## Q1. Pearson correlation coefficient is a measure of the linear relationship between two variables. Suppose you have collected data on the amount of time students spend studying for an exam and their final exam scores. Calculate the Pearson correlation coefficient between these two variables and interpret the result.

Answer:
The Pearson correlation coefficient (r) measures the strength and direction of a linear relationship between two variables.

In [3]:
import numpy as np
from scipy.stats import pearsonr

study_hours = [2, 4, 6, 8, 10]
exam_scores = [55, 60, 65, 70, 75]

r, p = pearsonr(study_hours, exam_scores)
print("Pearson Correlation Coefficient:", r)
print("P-value:", p)


Pearson Correlation Coefficient: 1.0
P-value: 0.0


Interpretation:
If r is close to 1, it indicates a strong positive correlation: as study time increases, exam scores increase. A p-value < 0.05 suggests the correlation is statistically significant.

## Q2. Spearman's rank correlation is a measure of the monotonic relationship between two variables. Suppose you have collected data on the amount of sleep individuals get each night and their overall job satisfaction level on a scale of 1 to 10. Calculate the Spearman's rank correlation between these two variables and interpret the result.

Answer:
Spearman's correlation is used when the relationship is monotonic but not necessarily linear.

In [6]:
from scipy.stats import spearmanr

sleep_hours = [6, 5, 7, 8, 4]
job_satisfaction = [7, 6, 8, 9, 5]

rho, p = spearmanr(sleep_hours, job_satisfaction)
print("Spearman's Rank Correlation:", rho)
print("P-value:", p)


Spearman's Rank Correlation: 0.9999999999999999
P-value: 1.4042654220543672e-24


Interpretation:
If rho is close to 1, there is a strong monotonic relationship. A significant p-value means the relationship is unlikely due to chance.

## Q3. Suppose you are conducting a study to examine the relationship between the number of hours of exercise per week and body mass index (BMI) in a sample of adults. You collected data on both variables for 50 participants. Calculate the Pearson correlation coefficient and the Spearman's rank correlation between these two variables and compare the results.

In [9]:
import numpy as np
from scipy.stats import pearsonr, spearmanr

np.random.seed(0)
exercise_hours = np.random.randint(0, 10, 50)
bmi = np.random.normal(25, 3, 50)

r_pearson, _ = pearsonr(exercise_hours, bmi)
r_spearman, _ = spearmanr(exercise_hours, bmi)

print("Pearson:", r_pearson)
print("Spearman:", r_spearman)


Pearson: -0.036502342462108525
Spearman: -0.02008825560455623


Interpretation:
Pearson measures linear correlation; Spearman measures rank/monotonic.

If results differ, there may be a non-linear relationship.

## Q4. A researcher is interested in examining the relationship between the number of hours individuals spend watching television per day and their level of physical activity.

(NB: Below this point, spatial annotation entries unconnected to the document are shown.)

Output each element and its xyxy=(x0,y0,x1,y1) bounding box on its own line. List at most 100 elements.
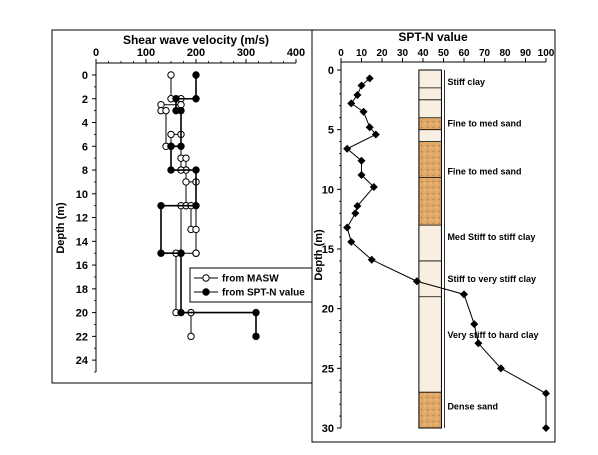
p2-series-sptn-point xyxy=(365,74,374,83)
p1-y-tick-label: 24 xyxy=(76,355,89,367)
p1-series-sptn-point xyxy=(252,308,260,317)
p2-series-sptn-point xyxy=(542,424,550,432)
p2-series-sptn-point xyxy=(474,339,483,348)
p2-y-tick-label: 25 xyxy=(322,363,334,375)
panel-2-ylabel: Depth (m) xyxy=(313,229,325,281)
p2-x-tick-label: 80 xyxy=(499,48,511,59)
p2-layer-label: Fine to med sand xyxy=(447,119,521,129)
p2-x-tick-label: 60 xyxy=(458,48,470,59)
p1-series-sptn-point xyxy=(172,95,180,103)
panel-2-plot: Stiff clay Fine to med sand Fine to med sa… xyxy=(322,48,555,435)
p1-series-sptn-point xyxy=(177,106,185,115)
p2-series-sptn-point xyxy=(347,99,356,108)
p2-soil-layer xyxy=(418,117,442,130)
p1-series-sptn-point xyxy=(192,95,200,103)
p1-series-masw-point xyxy=(182,154,190,162)
p1-series-sptn-point xyxy=(192,201,200,210)
p1-x-tick-label: 200 xyxy=(187,47,205,59)
p1-y-tick-label: 12 xyxy=(76,213,88,225)
p1-series-masw-point xyxy=(187,332,195,341)
p2-x-tick-label: 40 xyxy=(417,48,429,59)
p2-x-tick-label: 50 xyxy=(438,48,450,59)
p2-y-tick-label: 30 xyxy=(322,423,334,435)
p2-x-tick-label: 10 xyxy=(356,48,368,59)
p1-series-masw-point xyxy=(167,130,175,139)
p2-soil-layer xyxy=(418,141,442,226)
p1-x-tick-label: 400 xyxy=(287,47,305,59)
p2-layer-label: Stiff clay xyxy=(447,77,485,87)
p1-y-tick-label: 22 xyxy=(76,331,88,343)
p2-series-sptn-point xyxy=(357,81,366,90)
p2-y-tick-label: 20 xyxy=(322,304,334,316)
p2-y-tick-label: 5 xyxy=(328,125,334,137)
p1-series-masw-point xyxy=(167,71,175,79)
p2-soil-layer xyxy=(418,129,442,142)
p2-soil-layer xyxy=(418,70,442,118)
p2-layer-label: Stiff to very stiff clay xyxy=(447,274,536,284)
p2-series-sptn-point xyxy=(371,130,380,139)
p2-series-sptn-point xyxy=(367,255,376,264)
p1-legend-sptn-label: from SPT-N value xyxy=(222,288,305,299)
p1-series-sptn-point xyxy=(167,142,175,150)
p1-x-tick-label: 300 xyxy=(237,47,255,59)
p2-series-sptn-point xyxy=(353,202,362,211)
p2-layer-label: Med Stiff to stiff clay xyxy=(447,232,535,242)
p2-series-sptn-point xyxy=(357,171,366,180)
p1-y-tick-label: 0 xyxy=(82,70,88,82)
p1-y-tick-label: 16 xyxy=(76,260,88,272)
p2-series-sptn-point xyxy=(347,237,356,246)
p1-series-sptn-point xyxy=(192,166,200,174)
p1-legend-masw-label: from MASW xyxy=(222,274,279,285)
p1-y-tick-label: 4 xyxy=(82,118,89,130)
p1-y-tick-label: 20 xyxy=(76,308,88,320)
p2-series-sptn-point xyxy=(460,290,468,299)
p2-soil-layer xyxy=(418,392,442,428)
p2-y-tick-label: 0 xyxy=(328,65,334,77)
panel-1-title: Shear wave velocity (m/s) xyxy=(123,33,269,47)
p2-series-sptn-point xyxy=(359,107,368,116)
p2-soil-layer xyxy=(418,296,442,393)
p1-series-sptn-point xyxy=(167,166,175,174)
p1-legend-sptn-marker xyxy=(202,288,210,296)
p1-series-sptn-line xyxy=(160,75,257,337)
p1-series-masw-point xyxy=(162,106,170,115)
p2-x-tick-label: 70 xyxy=(479,48,491,59)
p1-series-sptn-point xyxy=(177,249,185,257)
p1-series-sptn-point xyxy=(177,142,185,150)
p2-layer-label: Very stiff to hard clay xyxy=(447,330,538,340)
p1-series-sptn-point xyxy=(192,71,200,79)
p2-x-tick-label: 90 xyxy=(520,48,532,59)
p2-soil-layer xyxy=(418,225,442,261)
p2-series-sptn-point xyxy=(412,277,421,286)
p1-series-sptn-point xyxy=(252,332,260,341)
p1-y-tick-label: 10 xyxy=(76,189,88,201)
p1-y-tick-label: 2 xyxy=(82,94,88,106)
p2-series-sptn-point xyxy=(351,209,360,218)
panel-1-ylabel: Depth (m) xyxy=(55,202,67,254)
p2-y-tick-label: 10 xyxy=(322,184,334,196)
p1-legend-masw-marker xyxy=(202,274,210,282)
p1-series-masw-point xyxy=(182,178,190,186)
p2-series-sptn-point xyxy=(496,364,505,373)
p1-x-tick-label: 0 xyxy=(93,47,99,59)
p2-series-sptn-point xyxy=(343,223,352,232)
panel-2-title: SPT-N value xyxy=(398,30,468,44)
p1-series-sptn-point xyxy=(157,249,165,257)
p2-series-sptn-point xyxy=(353,91,362,100)
p2-layer-label: Fine to med sand xyxy=(447,166,521,176)
p2-x-tick-label: 20 xyxy=(376,48,388,59)
p1-y-tick-label: 14 xyxy=(76,236,89,248)
p2-x-tick-label: 0 xyxy=(338,48,344,59)
p1-legend-box xyxy=(189,267,313,303)
p1-series-masw-point xyxy=(192,225,200,234)
p1-y-tick-label: 18 xyxy=(76,284,88,296)
p2-y-tick-label: 15 xyxy=(322,244,334,256)
p2-soil-layer xyxy=(418,260,442,297)
p1-x-tick-label: 100 xyxy=(137,47,155,59)
p2-series-sptn-point xyxy=(357,156,366,165)
p2-series-sptn-point xyxy=(369,182,378,191)
p2-x-tick-label: 30 xyxy=(397,48,409,59)
p2-series-sptn-point xyxy=(470,320,479,329)
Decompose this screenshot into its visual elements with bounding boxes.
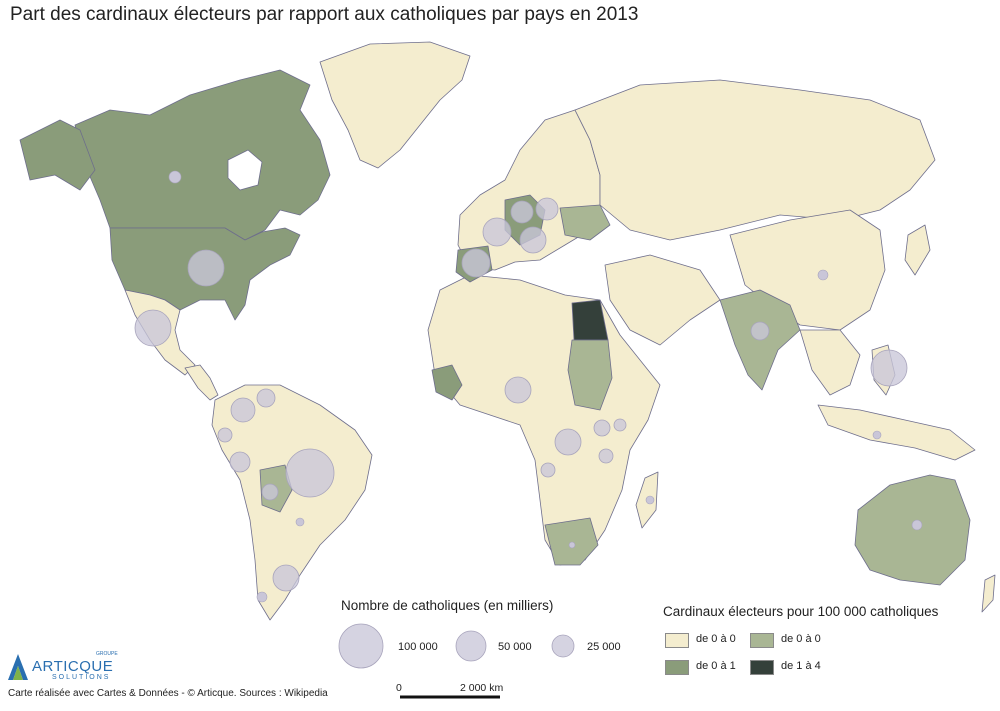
ukraine-shape: [559, 204, 611, 241]
alaska-shape: [19, 119, 96, 191]
bubble-france: [482, 217, 512, 247]
south-america-shape: [211, 384, 373, 621]
bubble-bolivia: [261, 483, 279, 501]
bubble-india: [750, 321, 770, 341]
bubble-philippines: [870, 349, 908, 387]
bubble-south-africa: [568, 541, 576, 549]
bubble-argentina: [272, 564, 300, 592]
bubble-usa: [187, 249, 225, 287]
bubble-venezuela: [256, 388, 276, 408]
bubble-spain: [461, 248, 491, 278]
bubble-brazil: [285, 448, 335, 498]
south-africa-shape: [544, 517, 599, 566]
bubble-italy: [519, 226, 547, 254]
bubble-china: [817, 269, 829, 281]
bubble-indonesia: [872, 430, 882, 440]
bubble-canada: [168, 170, 182, 184]
size-legend-label-2: 50 000: [498, 641, 532, 653]
logo-name-text: ARTICQUE: [32, 658, 114, 675]
japan-shape: [904, 224, 931, 276]
size-legend-title: Nombre de catholiques (en milliers): [341, 598, 554, 613]
bubble-peru: [229, 451, 251, 473]
bubble-kenya: [613, 418, 627, 432]
color-legend-label-3: de 0 à 1: [696, 660, 736, 672]
canada-shape: [74, 69, 331, 241]
color-legend-swatch-3: [665, 660, 689, 675]
bubble-uganda: [593, 419, 611, 437]
new-zealand-shape: [981, 574, 996, 613]
bubble-ecuador: [217, 427, 233, 443]
bubble-chile: [256, 591, 268, 603]
middle-east-shape: [604, 254, 721, 346]
color-legend-swatch-2: [750, 633, 774, 648]
logo-group-text: GROUPE: [96, 651, 118, 657]
bubble-madagascar: [645, 495, 655, 505]
color-legend-label-1: de 0 à 0: [696, 633, 736, 645]
scale-end-label: 2 000 km: [460, 682, 504, 694]
russia-shape: [574, 79, 936, 241]
articque-logo: GROUPE ARTICQUE SOLUTIONS: [6, 650, 118, 684]
bubble-poland: [535, 197, 559, 221]
indonesia-shape: [817, 404, 976, 461]
hudson-bay-shape: [227, 149, 263, 191]
southeast-asia-shape: [799, 329, 861, 396]
logo-sub-text: SOLUTIONS: [52, 674, 111, 681]
bubble-colombia: [230, 397, 256, 423]
bubble-angola: [540, 462, 556, 478]
bubble-nigeria: [504, 376, 532, 404]
map-title: Part des cardinaux électeurs par rapport…: [10, 4, 639, 25]
central-america-shape: [184, 364, 219, 401]
size-legend-circle-50000: [455, 630, 487, 662]
australia-shape: [854, 474, 971, 586]
scale-start-label: 0: [396, 682, 402, 694]
bubble-paraguay: [295, 517, 305, 527]
size-legend-label-1: 100 000: [398, 641, 438, 653]
greenland-shape: [319, 41, 471, 169]
color-legend-swatch-1: [665, 633, 689, 648]
size-legend-circle-25000: [551, 634, 575, 658]
logo-mark-icon: [8, 654, 28, 680]
size-legend-circle-100000: [338, 623, 384, 669]
color-legend-title: Cardinaux électeurs pour 100 000 catholi…: [663, 604, 939, 619]
bubble-australia: [911, 519, 923, 531]
west-africa-shape: [431, 364, 463, 401]
footer-credit: Carte réalisée avec Cartes & Données - ©…: [8, 688, 328, 699]
bubble-tanzania: [598, 448, 614, 464]
bubble-germany: [510, 200, 534, 224]
color-legend-swatch-4: [750, 660, 774, 675]
color-legend-label-2: de 0 à 0: [781, 633, 821, 645]
size-legend-label-3: 25 000: [587, 641, 621, 653]
bubble-dr-congo: [554, 428, 582, 456]
bubble-mexico: [134, 309, 172, 347]
sudan-shape: [567, 339, 613, 411]
color-legend-label-4: de 1 à 4: [781, 660, 821, 672]
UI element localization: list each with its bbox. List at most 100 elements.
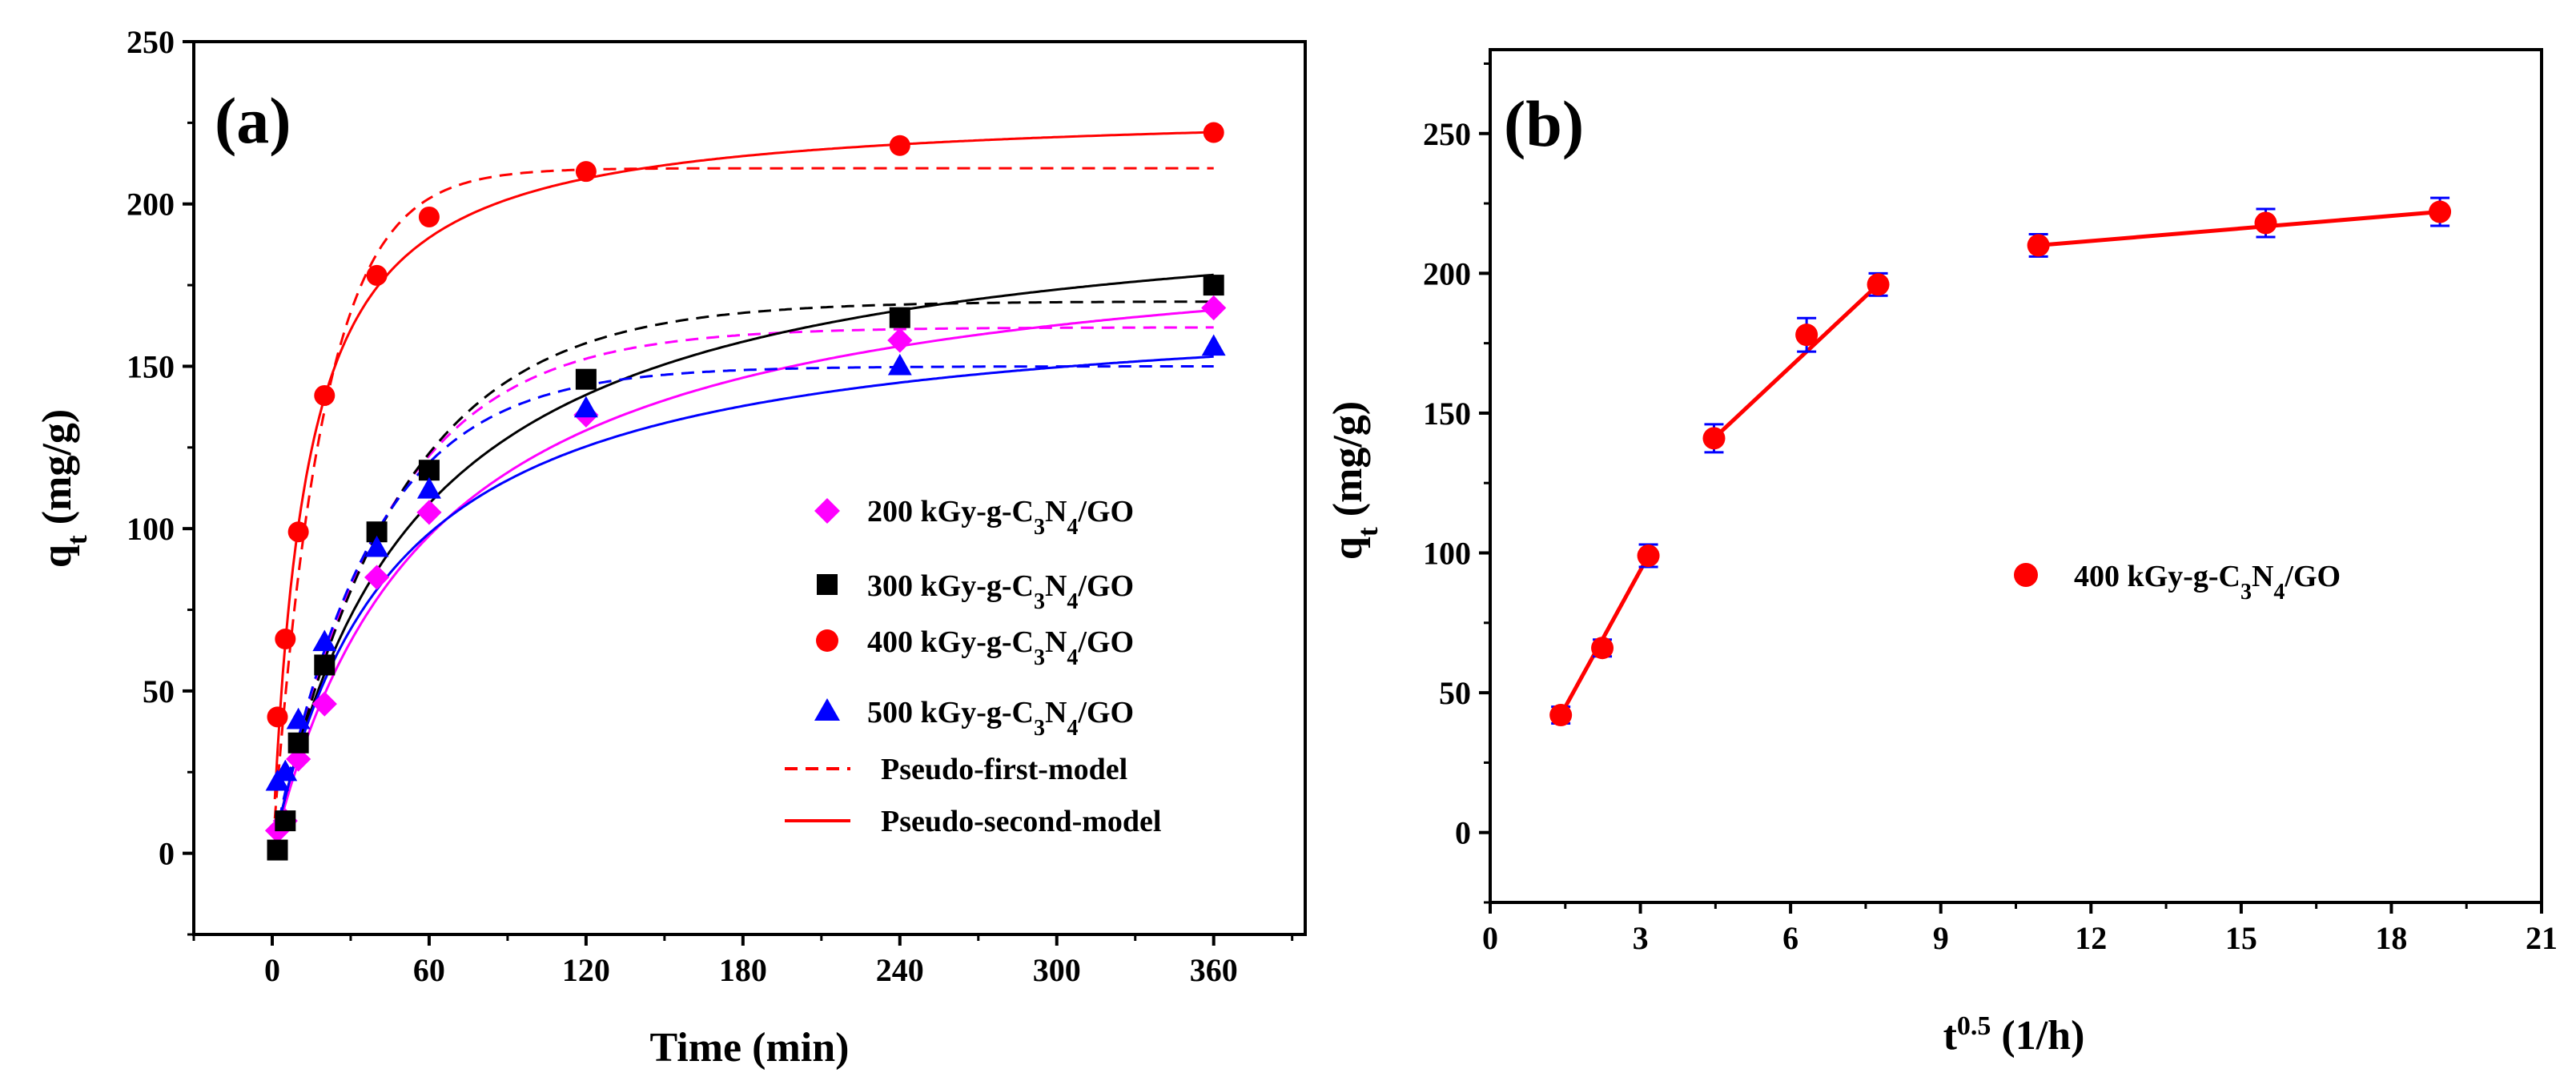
data-point-a-s3 (275, 629, 296, 650)
chart-b-x-tick-label: 0 (1482, 920, 1498, 956)
data-point-a-s2 (889, 307, 910, 328)
data-point-a-s2 (314, 654, 336, 676)
data-point-a-s3 (287, 521, 309, 543)
chart-b-y-tick-label: 50 (1439, 675, 1471, 711)
data-point-a-s4 (312, 629, 337, 652)
data-point-b (2254, 211, 2277, 235)
fit-first-model-3 (273, 167, 1214, 819)
chart-b-fit-lines (1558, 210, 2441, 717)
legend-label-second-model: Pseudo-second-model (881, 805, 1161, 838)
chart-b-y-tick-label: 100 (1423, 536, 1471, 572)
chart-b-plot-frame (1489, 48, 2543, 904)
data-point-a-s3 (314, 384, 336, 406)
data-point-a-s3 (267, 706, 288, 728)
chart-a-y-tick-label: 100 (127, 511, 175, 547)
fit-second-model-4 (273, 355, 1214, 842)
data-point-b (1591, 637, 1614, 660)
chart-a-y-tick-label: 150 (127, 348, 175, 384)
chart-b-y-axis-label: qt (mg/g) (1325, 401, 1384, 560)
chart-a-y-tick-label: 0 (159, 836, 175, 872)
chart-b-y-tick-label: 250 (1423, 116, 1471, 152)
chart-b-data-points (1549, 196, 2452, 727)
data-point-a-s1 (364, 565, 390, 590)
fit-second-model-2 (273, 273, 1214, 842)
data-point-a-s4 (273, 759, 298, 782)
data-point-b (1867, 273, 1890, 296)
fit-segment-1 (1558, 554, 1650, 717)
chart-b-x-tick-label: 12 (2075, 920, 2107, 956)
chart-a-x-tick-label: 0 (264, 952, 280, 988)
data-point-a-s4 (1201, 334, 1226, 356)
data-point-a-s1 (286, 746, 311, 772)
legend-label-200: 200 kGy-g-C3N4/GO (867, 495, 1134, 540)
data-point-a-s4 (286, 707, 311, 729)
chart-a-x-axis-label: Time (min) (650, 1025, 850, 1071)
chart-a-x-tick-label: 180 (719, 952, 767, 988)
fit-first-model-2 (273, 300, 1214, 842)
legend-label-500: 500 kGy-g-C3N4/GO (867, 696, 1134, 741)
data-point-a-s3 (1203, 122, 1224, 143)
legend-label-first-model: Pseudo-first-model (881, 753, 1127, 786)
data-point-b (1549, 704, 1573, 727)
chart-b-y-tick-label: 0 (1455, 815, 1471, 851)
chart-a-plot-frame (192, 40, 1307, 936)
legend-marker-300 (817, 574, 838, 595)
data-point-a-s3 (889, 135, 910, 156)
data-point-a-s1 (416, 500, 442, 525)
chart-a-y-tick-label: 200 (127, 187, 175, 223)
fit-first-model-1 (273, 326, 1214, 842)
chart-b-panel-label: (b) (1504, 87, 1584, 160)
data-point-b (1637, 544, 1660, 568)
data-point-b (2429, 200, 2452, 223)
data-point-a-s3 (418, 206, 440, 227)
chart-b-x-tick-label: 9 (1933, 920, 1949, 956)
chart-a: 0 60 120 180 240 300 360 0 50 100 150 200 250 (a) Ti… (34, 24, 1307, 1071)
chart-b: 0 3 6 9 12 15 18 21 0 50 100 150 200 250 (b) t0.5 (1/… (1325, 48, 2558, 1059)
chart-a-y-tick-label: 250 (127, 24, 175, 60)
data-point-a-s1 (887, 328, 913, 353)
data-point-b (1702, 427, 1726, 450)
legend-marker-200 (814, 498, 840, 524)
chart-b-legend: 400 kGy-g-C3N4/GO (2014, 560, 2341, 605)
chart-a-data-points (264, 122, 1227, 861)
data-point-a-s4 (364, 535, 389, 557)
chart-a-x-tick-label: 60 (413, 952, 445, 988)
legend-marker-400-b (2014, 563, 2038, 587)
data-point-a-s3 (366, 264, 388, 286)
chart-a-ticks: 0 60 120 180 240 300 360 0 50 100 150 200 250 (127, 24, 1294, 988)
chart-b-y-tick-label: 150 (1423, 396, 1471, 432)
chart-a-x-tick-label: 300 (1033, 952, 1081, 988)
data-point-b (2027, 234, 2050, 257)
chart-b-x-tick-label: 18 (2375, 920, 2407, 956)
chart-b-y-tick-label: 200 (1423, 255, 1471, 291)
legend-label-300: 300 kGy-g-C3N4/GO (867, 569, 1134, 614)
data-point-a-s1 (1201, 295, 1227, 321)
chart-b-x-tick-label: 15 (2225, 920, 2257, 956)
chart-a-y-axis-label: qt (mg/g) (34, 409, 93, 568)
fit-second-model-1 (273, 308, 1214, 843)
legend-marker-500 (814, 698, 840, 721)
chart-a-y-tick-label: 50 (143, 673, 175, 709)
chart-a-legend: 200 kGy-g-C3N4/GO 300 kGy-g-C3N4/GO 400 … (785, 495, 1161, 838)
data-point-a-s3 (575, 161, 597, 183)
chart-a-x-tick-label: 240 (876, 952, 924, 988)
chart-b-x-tick-label: 6 (1782, 920, 1798, 956)
legend-label-400-b: 400 kGy-g-C3N4/GO (2074, 560, 2341, 605)
data-point-b (1795, 323, 1818, 347)
chart-a-x-tick-label: 120 (562, 952, 610, 988)
chart-a-fit-curves (273, 131, 1214, 843)
chart-a-panel-label: (a) (215, 84, 291, 157)
data-point-a-s2 (1203, 275, 1224, 296)
data-point-a-s4 (887, 353, 912, 376)
data-point-a-s1 (311, 691, 337, 717)
legend-label-400: 400 kGy-g-C3N4/GO (867, 625, 1134, 670)
data-point-a-s2 (267, 839, 288, 861)
data-point-a-s4 (573, 396, 598, 418)
chart-b-x-tick-label: 3 (1633, 920, 1649, 956)
data-point-a-s2 (275, 810, 296, 832)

The researcher collected data on both variables from a sample of 50 participants. Calculate the Pearson correlation coefficient between these two variables.

In [12]:
tv_hours = np.random.randint(1, 5, 50)
physical_activity = np.random.randint(1, 10, 50)

r, p = pearsonr(tv_hours, physical_activity)
print("Pearson Correlation:", r)


Pearson Correlation: -0.21877569199581479


## Q5. A survey was conducted to examine the relationship between age and preference for a particular brand of soft drink. The survey results are shown below:

In [15]:
import pandas as pd
from sklearn.preprocessing import LabelEncoder

data = pd.DataFrame({
    'Age': [25, 42, 37, 19, 31, 28],
    'Preference': ['Coke', 'Pepsi', 'Mountain Dew', 'Coke', 'Pepsi', 'Coke']
})

le = LabelEncoder()
data['Encoded'] = le.fit_transform(data['Preference'])

r, p = pearsonr(data['Age'], data['Encoded'])
print("Pearson Correlation:", r)


Pearson Correlation: 0.7691751415594738


## Q6. A company is interested in examining the relationship between the number of sales calls made per day and the number of sales made per week. The company collected data on both variables from a sample of 30 sales representatives. Calculate the Pearson correlation coefficient between these two variables.

In [18]:
sales_calls = np.random.randint(10, 50, 30)
weekly_sales = np.random.randint(5, 25, 30)

r, p = pearsonr(sales_calls, weekly_sales)
print("Pearson Correlation:", r)


Pearson Correlation: -0.19516728015115714


Interpretation:
A positive r suggests that more calls result in more sales. This helps in performance analysis and strategy planning.